Born to a college professor and a nurse in a small town of Connecticut, Anderson's journey was also marked by a brief stint in Israel. He worked as a paradmedic while attending Hebrew University, although he had a business degree from the University of Connecticut. After college he joined a financial analytics firm, before moving on to audit and verify deals for high net worth families.

A passion for investigation

Unearthing scams was just Anderson's passion which also led him to Harry Markopolos, the man who tried to warn authorities about Bernard Madoff as early as 2000. By the time the Madoff investment scandal was exposed in 2008, it was history's largest ponzi scheme worth almost $65 billion. While he founded Hindenburg, named after a 1937 airship disaster, in 2017, Anderson was working from a WeWork space in Manhattan.
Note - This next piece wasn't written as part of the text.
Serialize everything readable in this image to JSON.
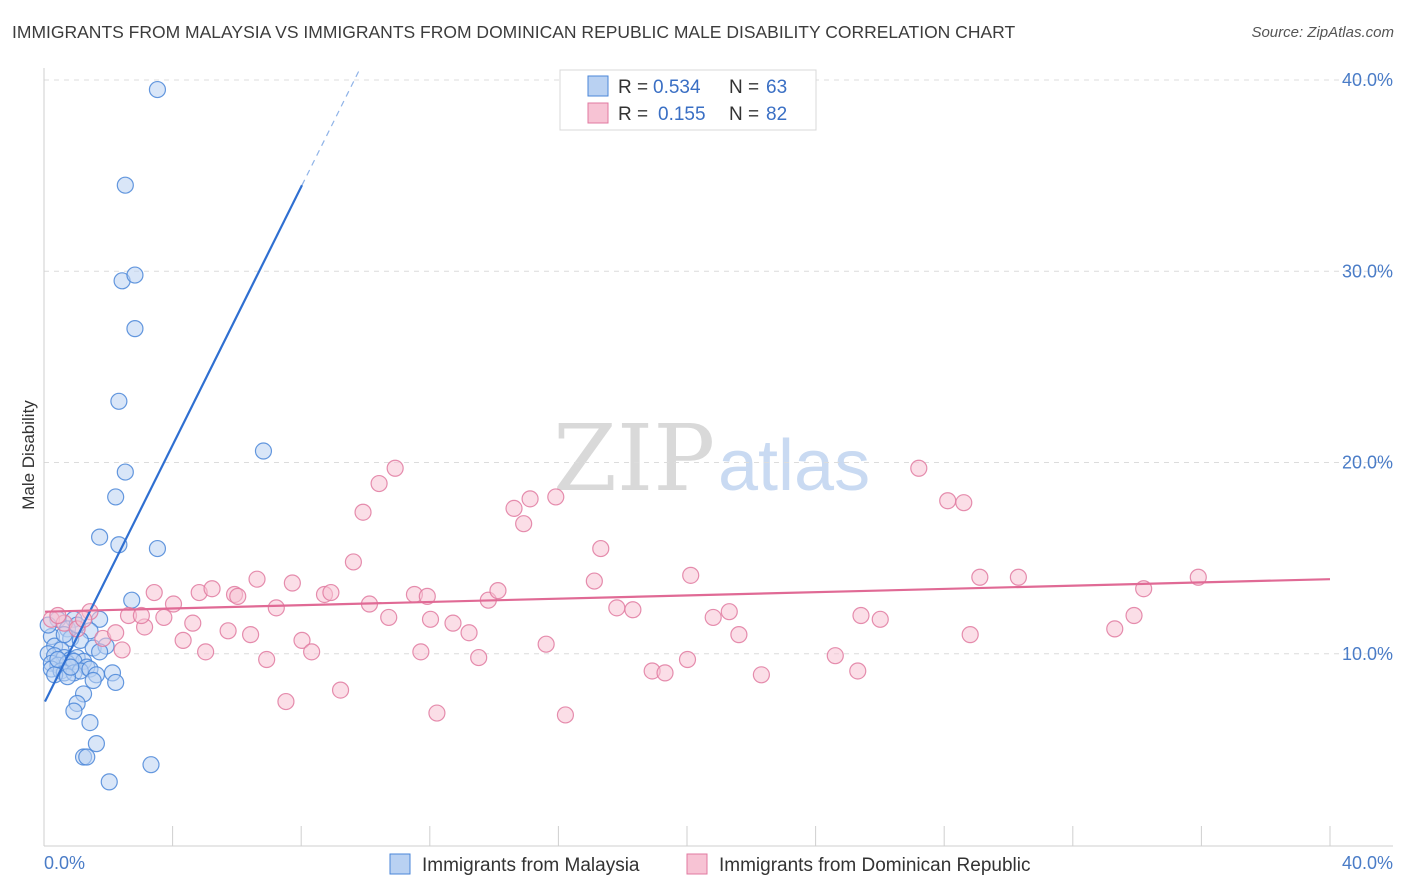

Bounced back before hitting rock bottom

Despite shorting stocks of smaller firms, Anderson faced debt and eviction from his apartment, just when he wrote a report on medical cannabis firm Aphria. The findings revealed that Aphria was using shell firms to siphon off shareholders' funds, and triggered a 30 per cent plunge for its stocks. He shorted the stock, and made a profit that prevented him from losing his home.

Meet the tribe of activist shortsellers

For the uninitiated, shortselling is the practice of borrowing stocks which are consistently gaining value and selling them on the market at a high price. This is done with the anticipation that the stock's value will crash, and when that happens, shortsellers buy it back. This is done in a short window before the delivery date of shares, and the stocks sold and bought back are returned to the original owner.

The difference between the high price at which a stock was sold and the low price that was paid to buy it back, is the shortseller's earning. Activist shortsellers are those who borrow and sell shares of firms with inflated rates, before blowing the lid off the scam to buy them back once the expose triggers a crash in stock prices.

Bringing together professionals

Anderson's break with Aphria helped him stay in the game and gather a team of former Bloomberh and CNN journalists, as well as analysts. The team backed by around 10 investors with a lot of cash, to investigate firms and put together reports which take at least six months. The investors have remained anonymous so far, while Anderson has exposed multiple entrepreneurs as frauds.

What's his track record?

In 2020, Anderson released a report which showed that hydrogen truckmaker Nikola's vehicles didn't have an engine. Later the firm had to admit that a truck purportedly moving on hydrogen in a viral video, was actually just rolling downhill. By October 2022, Nikola's founder was finally found guilty of fraud, and the expose catapulted Anderson into the limelight.

Since then Anderson has gone after a Chinese crypto firm, an online betting operator, and Ebix founded by Indian-American Robin Raina lost 37 per cent in share value after a Hindenburg report on its dealings. A sessions court in India had barred the publishing of the findings on Ebix in India last year.

Agenda-driven champion of truth?

So Anderson has a motivation and an agenda for the report on Adani, which is clearly making money. But reports by Hindenburg have triggered off investigations which resulted in convictions for fraud. Although Anderson's reasons behind the Adani report can be questioned, the claims in his report warrant attention.